In 2002, the European Union adopted IFRS Standards as the required financial reporting standards for the consolidated financial statements of all European companies whose debt or equity securities trade on a regulated market in Europe, effective in 2005. The adoption of IFRS Standards was done by enactment of a regulation of the European Parliament and of the Council of 19 July 2002: EU 1606/2002 Regulation on the application of international accounting standards (IAS) (known as the IAS Regulation). The IAS Regulation establishes a process for endorsement of IFRS Standards for use in the European Union. After the Regulation was adopted, all IFRS Standards at that time were endorsed in bulk. Subsequently, new and amended IFRS Standards and Interpretations are individually subject to the endorsement process and are adopted as directly applicable EU law.
EFRAG maintains an Endorsement Status Report.
After the IFRS Foundation has issued a standard or an amendment to an IFRS Standard, or the IFRS Interpretations Committee has issued an interpretation, the European Commission requests an endorsement advice from EFRAG. Additionally, the European Commission requests an effects study on the pronouncement under consideration for endorsement. During the process EFRAG holds a number of consultations with interest groups and finally publishes the advice to the European Commission concerning whether the standard meets the criteria for endorsement for use in the European Union.
Taking into account EFRAG’s endorsement advice the European Commission prepares a draft Endorsement Regulation. This Regulation is adopted only after the Accounting Regulatory Committee (ARC) has indicated its support, and after favourable opinions of the European Parliament and the Council of the European Union. Following adoption, the Regulation is published in the Official Journal of the European Union, at which time it becomes effective.
There are currently two modifications to IFRS Standards that a company may opt to apply:
a temporary extension of the scope of Applying IFRS 9 Financial Instruments with IFRS 4 Insurance Contracts allowing a deferral of the application of IFRS 9 for some insurers (the scope extension increases the population of companies eligible for such a deferral in accordance with IFRS Standards as adopted by the EU until annual reporting periods beginning on or after 1 January 2023 when IFRS 17 and IFRS 9 become mandatory); or an option for companies not to apply the annual cohort requirement of IFRS 17 Insurance Contracts to groups of insurance contracts that are specified in the Commission Regulation. If a company applies the option, it is required to disclose that fact and provide information about the contracts affected. The Commission will review the need to retain this option by 31 December 2027.
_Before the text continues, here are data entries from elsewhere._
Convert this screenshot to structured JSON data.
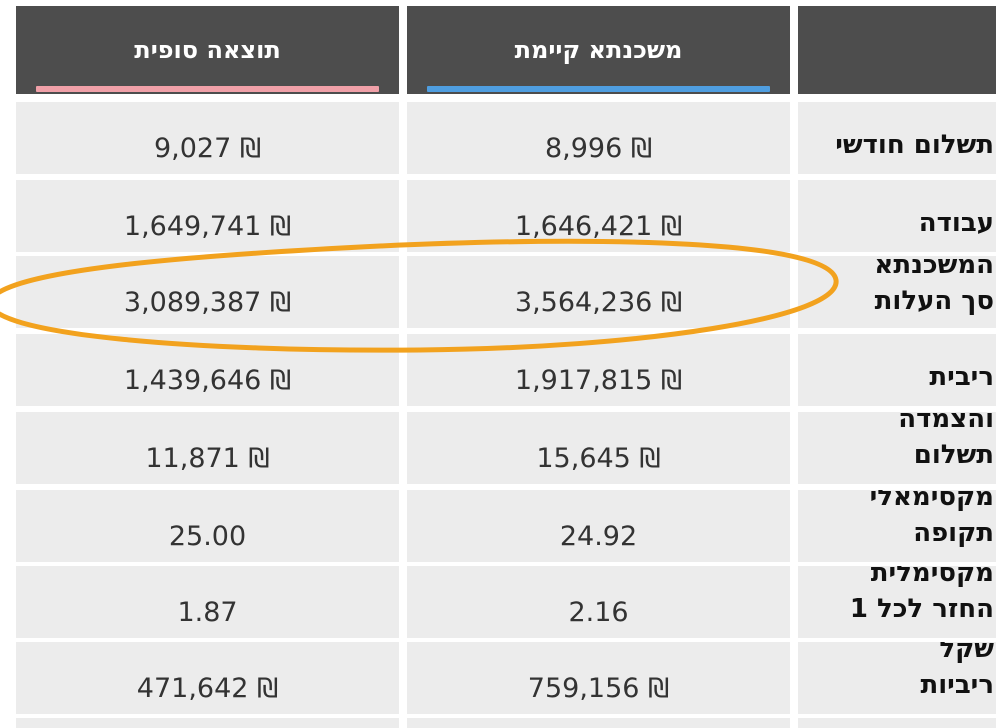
{
  "table": {
    "headers": {
      "col_final": "תוצאה סופית",
      "col_existing": "משכנתא קיימת"
    },
    "accent_colors": {
      "final_bar": "#f0a0a8",
      "existing_bar": "#4f9ee0",
      "highlight_ring": "#f2a21e"
    },
    "rows": [
      {
        "label_lines": [
          "תשלום חודשי"
        ],
        "final": "9,027 ₪",
        "existing": "8,996 ₪"
      },
      {
        "label_lines": [
          "עבודה"
        ],
        "final": "1,649,741 ₪",
        "existing": "1,646,421 ₪"
      },
      {
        "label_lines": [
          "המשכנתא",
          "סך העלות"
        ],
        "final": "3,089,387 ₪",
        "existing": "3,564,236 ₪"
      },
      {
        "label_lines": [
          "ריבית"
        ],
        "final": "1,439,646 ₪",
        "existing": "1,917,815 ₪"
      },
      {
        "label_lines": [
          "והצמדה",
          "תשלום"
        ],
        "final": "11,871 ₪",
        "existing": "15,645 ₪"
      },
      {
        "label_lines": [
          "מקסימאלי",
          "תקופה"
        ],
        "final": "25.00",
        "existing": "24.92"
      },
      {
        "label_lines": [
          "מקסימלית",
          "החזר לכל 1"
        ],
        "final": "1.87",
        "existing": "2.16"
      },
      {
        "label_lines": [
          "שקל",
          "ריביות"
        ],
        "final": "471,642 ₪",
        "existing": "759,156 ₪"
      }
    ]
  }
}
The modifications are optional and affect only a limited number of companies. Therefore, companies not applying the options can still state compliance with IFRS Standards.
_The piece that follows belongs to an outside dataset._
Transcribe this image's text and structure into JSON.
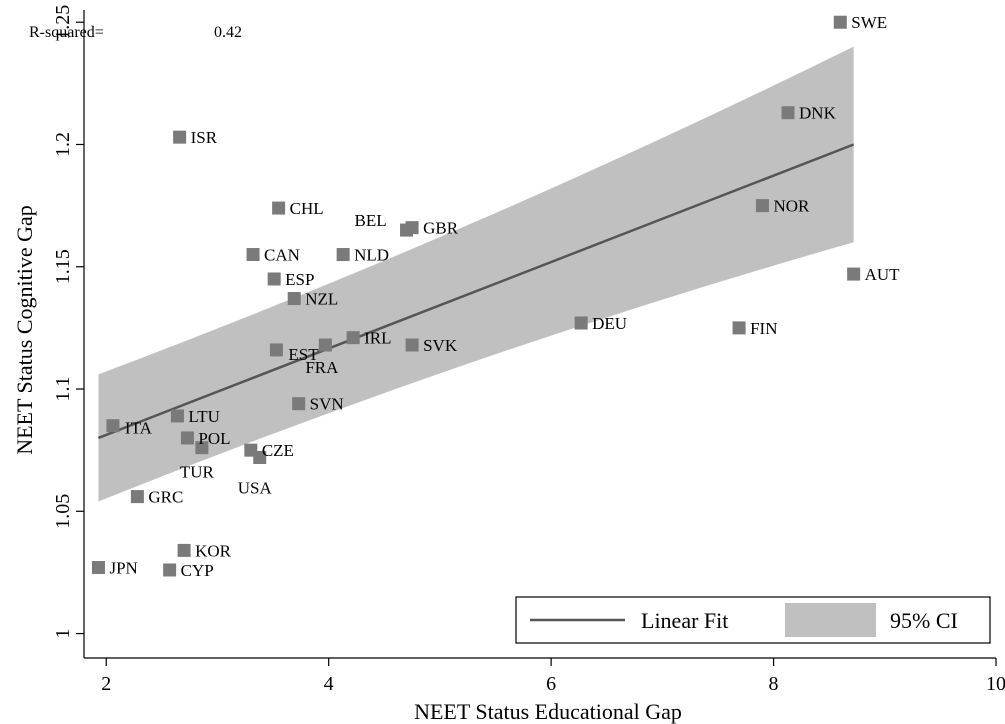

The European Union has 24 official and working languages. They are: Bulgarian, Croatian, Czech, Danish, Dutch, English, Estonian, Finnish, French, German, Greek, Hungarian, Irish, Italian, Latvian, Lithuanian, Maltese, Polish, Portuguese, Romanian, Slovak, Slovene, Spanish and Swedish. Before IFRS are adopted by the Commission and published in the Official Journal of the European Union, and therefore become binding EU law, individual IFRS Standards must be translated into those languages (other than English and Irish).
Pursuant to a copyright waiver agreement with the European Commission, the Commission takes care of the translation into the official languages according to their own translation process. The translation only covers the standards and mandatory application guidance, which is then published in the Official Journal of the European Union.
In addition, some countries (usually the standard-setter or institute) have a translation contract with the IFRS Foundation to produce an ‘official translation’ for publication of a bound volume of IFRS Standards and publication, in some cases, of individual Standards and exposure drafts.
The IFRS for SMEs Standard was assessed to be incompatible with the Accounting Directives in a few respects.